Some folks believe the very act of showcasing all these salary levels has created a one-stop shopping event for managers and employees around Ontario in the public sector. A perusal of the list lets people see any salary levels of their counterparts if those folks top the $100,000 threshold.

In short, they can use the list to petition for a wage increase of their own.

“A skilled negotiator will make very good use of that information and will put upward pressure on salaries and total compensation packages as opposed to downward pressure,” said Finn Poschmann, vice-president of research at the C.D. Howe Institute in a 2014 CBC article.

Ahh, the lovely disconnect between civil service and the private sector. Not only are members of the gold-plated pension brigade (as is the case with many, many members of the province-wide Sunshine List) unfazed by being paid such largesse by we, the taxpayers, they are now looking at ways to pad those numbers.

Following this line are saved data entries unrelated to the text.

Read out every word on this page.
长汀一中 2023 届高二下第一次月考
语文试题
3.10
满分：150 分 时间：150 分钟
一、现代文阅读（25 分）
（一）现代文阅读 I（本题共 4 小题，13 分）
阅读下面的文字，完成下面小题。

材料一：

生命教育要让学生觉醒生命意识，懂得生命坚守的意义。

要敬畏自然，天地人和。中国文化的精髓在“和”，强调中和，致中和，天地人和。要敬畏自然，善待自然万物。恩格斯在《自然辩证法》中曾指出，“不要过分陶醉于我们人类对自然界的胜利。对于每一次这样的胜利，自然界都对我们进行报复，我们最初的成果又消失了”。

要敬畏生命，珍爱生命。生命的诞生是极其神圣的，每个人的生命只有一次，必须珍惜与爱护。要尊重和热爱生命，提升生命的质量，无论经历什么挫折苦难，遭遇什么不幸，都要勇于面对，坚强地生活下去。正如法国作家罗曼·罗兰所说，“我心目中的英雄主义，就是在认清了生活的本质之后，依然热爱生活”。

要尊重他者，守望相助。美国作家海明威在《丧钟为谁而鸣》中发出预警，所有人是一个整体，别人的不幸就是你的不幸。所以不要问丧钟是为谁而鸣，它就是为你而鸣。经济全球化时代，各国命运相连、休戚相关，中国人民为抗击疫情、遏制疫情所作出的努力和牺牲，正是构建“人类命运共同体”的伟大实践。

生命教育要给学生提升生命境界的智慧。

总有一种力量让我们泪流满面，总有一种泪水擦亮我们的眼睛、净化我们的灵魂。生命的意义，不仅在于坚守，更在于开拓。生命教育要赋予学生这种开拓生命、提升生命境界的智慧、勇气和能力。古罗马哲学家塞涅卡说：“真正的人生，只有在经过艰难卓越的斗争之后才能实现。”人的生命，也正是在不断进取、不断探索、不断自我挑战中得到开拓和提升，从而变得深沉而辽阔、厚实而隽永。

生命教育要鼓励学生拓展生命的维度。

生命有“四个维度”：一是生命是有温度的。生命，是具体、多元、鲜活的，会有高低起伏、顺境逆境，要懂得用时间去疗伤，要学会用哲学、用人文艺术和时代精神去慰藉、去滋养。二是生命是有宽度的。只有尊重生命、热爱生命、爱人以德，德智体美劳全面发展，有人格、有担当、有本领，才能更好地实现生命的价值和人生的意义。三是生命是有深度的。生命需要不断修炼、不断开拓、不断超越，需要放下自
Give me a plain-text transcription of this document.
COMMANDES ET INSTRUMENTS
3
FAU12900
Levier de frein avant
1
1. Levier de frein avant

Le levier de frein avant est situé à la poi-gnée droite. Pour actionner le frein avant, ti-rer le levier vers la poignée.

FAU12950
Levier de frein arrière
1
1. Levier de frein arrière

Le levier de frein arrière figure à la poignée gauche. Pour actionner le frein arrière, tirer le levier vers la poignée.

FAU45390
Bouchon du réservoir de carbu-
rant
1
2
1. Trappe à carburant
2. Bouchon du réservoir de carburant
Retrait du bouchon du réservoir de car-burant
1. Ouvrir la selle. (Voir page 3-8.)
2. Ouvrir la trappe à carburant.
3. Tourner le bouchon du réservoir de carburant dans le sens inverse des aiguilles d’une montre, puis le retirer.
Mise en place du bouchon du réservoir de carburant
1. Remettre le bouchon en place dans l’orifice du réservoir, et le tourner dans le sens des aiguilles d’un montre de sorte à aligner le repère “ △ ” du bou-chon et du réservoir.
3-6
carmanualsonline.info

As for folks who think the list should be scrapped because $100,000 is an antiquated figure, we don’t agree. It’s true in the near future the list of provincial government and supported agency employees who make more than $100,000 may read like a phone book, but when have we determined $100,000 a year in salary and taxable benefits is no longer A LOT of money for one person to make in a year?

It certainly remains a nice figure in the eyes of many in Chatham-Kent, where the average family income remains considerably lower.

4 COMMENTS

  1. Ever the grumpy old man, eh Bruce? What the list doesn’t show is how the annual rates are achieved. Police and Fire personnel are able to make big additions to their salaries with overtime and teachers can earn extra money with summer school contracts, which does skew the idea that fairy humble public employees are on big salaries. You’d get a much better idea of actual salaries if those additional tasks, and the additional hours taken to do them, were separated out. For the record neither I or my publicly employed wife appear on that list.

    • Good points. Steve, I realize overtime and summer school contracts naturally add to a number of the salary levels on this list. Still, they are close enough to the $100K threshold in the first place to easily top it with that extra effort. And the Public Sector Salary Disclosure website not only lacks much in the way of information, it is a horrendous place to try to gather information. Often, if you don’t know the name of a person in a particular organization, there’s no real way to find out what a person was paid. Notice we didn’t point out anyone from the OPP? The judiciary is also searched mostly on a name-only basis.
      $100K in Toronto is nothing absurd. $100K in C-K, Timmins, Peterborough, North Bay, Sault Ste. Marie, etc., is a different matter. The public sector doesn’t properly factor in cost of living for wage.